Que ninguém espere que agora, como #126 do mundo, Laura comece a distribuir dezenas de aces ou disparar pancadas incontroláveis do fundo de quadra. Não foi isso que colocou a paulista entre as 130 melhores do mundo e não será isso que lhe fará dar outro salto. Não é sua essência. Hoje, Laura ergue-se sobre um tripé de fé, trabalho e autoconhecimento, e isso é mais do que a maioria do mundo do tênis pode afirmar. É um exemplo que cada jovem brasileira em começo de carreira pode olhar e aprender.

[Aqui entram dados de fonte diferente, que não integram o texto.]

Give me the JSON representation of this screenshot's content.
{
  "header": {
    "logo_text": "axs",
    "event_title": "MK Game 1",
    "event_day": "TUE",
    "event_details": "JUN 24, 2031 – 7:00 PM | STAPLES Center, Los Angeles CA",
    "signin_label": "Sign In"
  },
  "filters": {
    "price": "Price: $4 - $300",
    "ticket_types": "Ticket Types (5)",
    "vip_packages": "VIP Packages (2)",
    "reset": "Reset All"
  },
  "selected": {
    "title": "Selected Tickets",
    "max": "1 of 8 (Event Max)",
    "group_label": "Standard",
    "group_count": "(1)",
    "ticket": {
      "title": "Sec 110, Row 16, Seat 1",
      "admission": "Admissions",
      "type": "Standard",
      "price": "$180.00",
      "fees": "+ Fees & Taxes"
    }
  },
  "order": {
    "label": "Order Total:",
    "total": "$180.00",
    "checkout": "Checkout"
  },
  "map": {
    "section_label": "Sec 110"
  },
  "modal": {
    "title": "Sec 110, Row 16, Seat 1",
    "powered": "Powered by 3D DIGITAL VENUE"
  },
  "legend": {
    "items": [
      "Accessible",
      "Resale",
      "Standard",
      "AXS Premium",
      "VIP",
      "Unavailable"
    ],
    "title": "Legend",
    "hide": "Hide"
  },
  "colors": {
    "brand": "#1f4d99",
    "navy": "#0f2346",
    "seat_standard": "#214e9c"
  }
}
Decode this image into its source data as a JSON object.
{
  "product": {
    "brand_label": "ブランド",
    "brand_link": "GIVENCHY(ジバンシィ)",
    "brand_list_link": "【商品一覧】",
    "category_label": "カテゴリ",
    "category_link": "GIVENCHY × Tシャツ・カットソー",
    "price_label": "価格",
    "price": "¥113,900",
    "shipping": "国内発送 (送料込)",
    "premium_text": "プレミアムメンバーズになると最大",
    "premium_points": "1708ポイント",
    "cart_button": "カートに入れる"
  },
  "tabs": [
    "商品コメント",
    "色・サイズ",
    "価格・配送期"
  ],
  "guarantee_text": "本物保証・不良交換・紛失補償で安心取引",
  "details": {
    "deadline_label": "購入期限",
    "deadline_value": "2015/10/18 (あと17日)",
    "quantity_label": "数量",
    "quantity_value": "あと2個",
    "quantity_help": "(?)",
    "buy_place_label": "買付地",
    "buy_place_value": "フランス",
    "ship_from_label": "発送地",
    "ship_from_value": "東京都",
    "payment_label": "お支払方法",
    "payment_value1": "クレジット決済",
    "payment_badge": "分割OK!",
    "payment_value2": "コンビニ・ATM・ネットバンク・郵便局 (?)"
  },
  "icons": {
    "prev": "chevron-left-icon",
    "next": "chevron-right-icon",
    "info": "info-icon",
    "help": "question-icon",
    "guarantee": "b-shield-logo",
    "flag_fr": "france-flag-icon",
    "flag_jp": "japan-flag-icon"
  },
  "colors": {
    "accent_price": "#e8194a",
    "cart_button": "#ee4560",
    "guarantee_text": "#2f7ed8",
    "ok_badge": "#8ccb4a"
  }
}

Parabéns e obrigado, Laura.
Coisas que eu acho que acho:
- Quando conversamos em dezembro, Laura falou sobre autoconhecimento e o tipo de tenista que tenta ser: "A maneira que eu treino e a maneira que meu treinador quer que eu jogue é assim: é muita intensidade, é sempre uma bola a mais, é esgotar as adversárias com essa intensidade e com esse físico. Você quer ganhar de mim? Tá bom, você vai ter que jogar três horas e meia. É isso que ele quer. Que eu seja aquela tenista que as pessoas olhem e falem 'vou jogar com ela? Putz! Posso ganhar, mas vou terminar morta.' Então esse é o jeito que ele quer que as pessoas me vejam."
- A entrevista inteira está aqui. Recomendo bastante a leitura!
- Som de hoje no meu Kuba Disco: Lose Yourself (Eminem)
- Esse texto deveria ter ido ao ar na manhã de segunda, mas alguns compromissos me impediram de publicá-lo antes. Nem sempre dá para escrever no momento mais adequado.